Extractor.textextract(ipath)
Extract document defined by ipath and return a Doc object. The doc.text field has the document text converted to either text/plain or text/html according to doc.mimetype. The typical use would be as follows:
qdoc = query.fetchone()
extractor = recoll.Extractor(qdoc)
doc = extractor.textextract(qdoc.ipath)
# use doc.text, e.g. for previewing
Extractor.idoctofile(ipath, targetmtype, outfile='')
Extracts document into an output file, which can be given explicitly or will be created as a temporary file to be deleted by the caller. Typical use:
qdoc = query.fetchone()
extractor = recoll.Extractor(qdoc)
filename = extractor.idoctofile(qdoc.ipath, qdoc.mimetype)

4.3.2.5. Example code

The following sample would query the index with a user language string. See the python/samples directory inside the Recoll source for other examples. The recollgui subdirectory has a very embryonic GUI which demonstrates the highlighting and data extraction functions.

#!/usr/bin/env python

from recoll import recoll

db = recoll.connect()
db.setAbstractParams(maxchars=80, contextwords=4)

query = db.query()
nres = query.execute("some user question")
print "Result count: ", nres
if nres > 5:
    nres = 5
for i in range(nres):
    doc = query.fetchone()
    print "Result #%d" % (query.rownumber,)
    for k in ("title", "size"):
        print k, ":", getattr(doc, k).encode('utf-8')
    abs = db.makeDocAbstract(doc, query).encode('utf-8')
    print abs
    print


4.3.2.6. Compatibility with the previous version

The following code fragments can be used to ensure that code can run with both the old and the new API (as long as it does not use the new abilities of the new API of course).

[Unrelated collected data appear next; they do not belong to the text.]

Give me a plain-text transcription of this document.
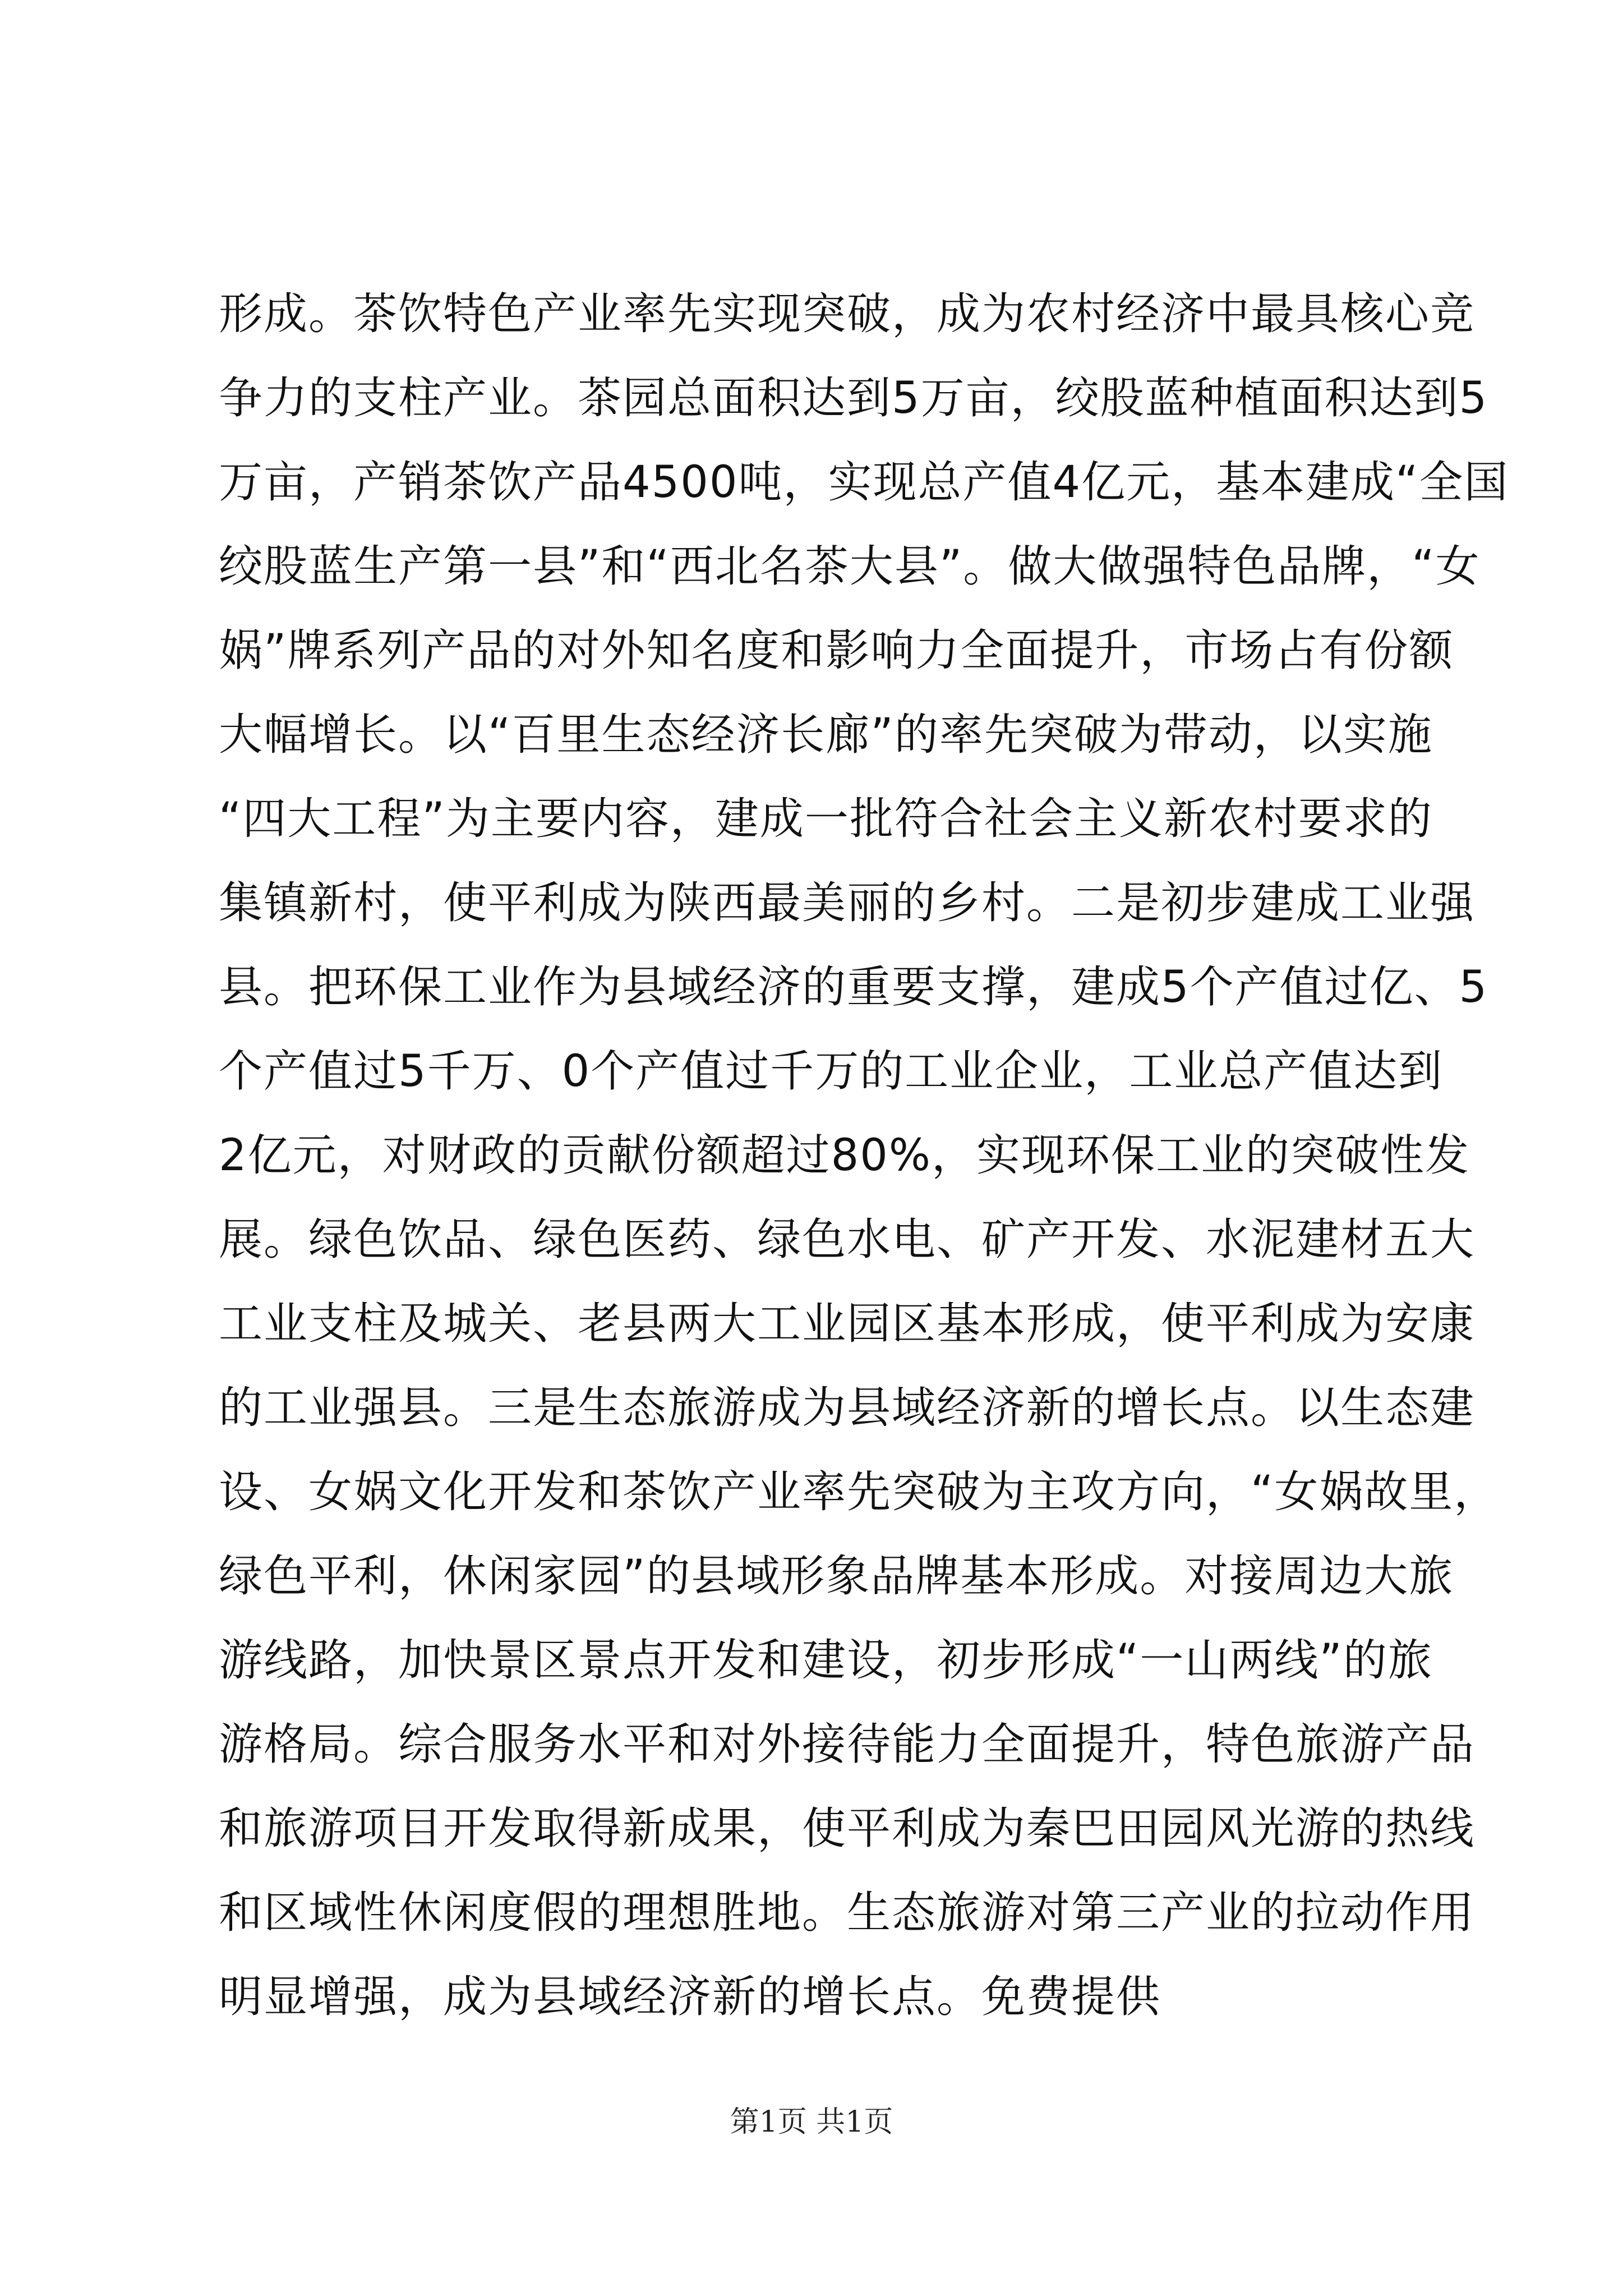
形成。茶饮特色产业率先实现突破，成为农村经济中最具核心竞
争力的支柱产业。茶园总面积达到5万亩，绞股蓝种植面积达到5
万亩，产销茶饮产品4500吨，实现总产值4亿元，基本建成“全国
绞股蓝生产第一县”和“西北名茶大县”。做大做强特色品牌，“女
娲”牌系列产品的对外知名度和影响力全面提升，市场占有份额
大幅增长。以“百里生态经济长廊”的率先突破为带动，以实施
“四大工程”为主要内容，建成一批符合社会主义新农村要求的
集镇新村，使平利成为陕西最美丽的乡村。二是初步建成工业强
县。把环保工业作为县域经济的重要支撑，建成5个产值过亿、5
个产值过5千万、0个产值过千万的工业企业，工业总产值达到
2亿元，对财政的贡献份额超过80%，实现环保工业的突破性发
展。绿色饮品、绿色医药、绿色水电、矿产开发、水泥建材五大
工业支柱及城关、老县两大工业园区基本形成，使平利成为安康
的工业强县。三是生态旅游成为县域经济新的增长点。以生态建
设、女娲文化开发和茶饮产业率先突破为主攻方向，“女娲故里，
绿色平利，休闲家园”的县域形象品牌基本形成。对接周边大旅
游线路，加快景区景点开发和建设，初步形成“一山两线”的旅
游格局。综合服务水平和对外接待能力全面提升，特色旅游产品
和旅游项目开发取得新成果，使平利成为秦巴田园风光游的热线
和区域性休闲度假的理想胜地。生态旅游对第三产业的拉动作用
明显增强，成为县域经济新的增长点。免费提供
第1页 共1页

Adapting to the new package structure:


try:
    from recoll import recoll
    from recoll import rclextract
    hasextract = True
except:
    import recoll
    hasextract = False

Adapting to the change of nature of the next Query member. The same test can be used to choose to use the scroll() method (new) or set the next value (old).


       rownum = query.next if type(query.next) == int else \
                 query.rownumber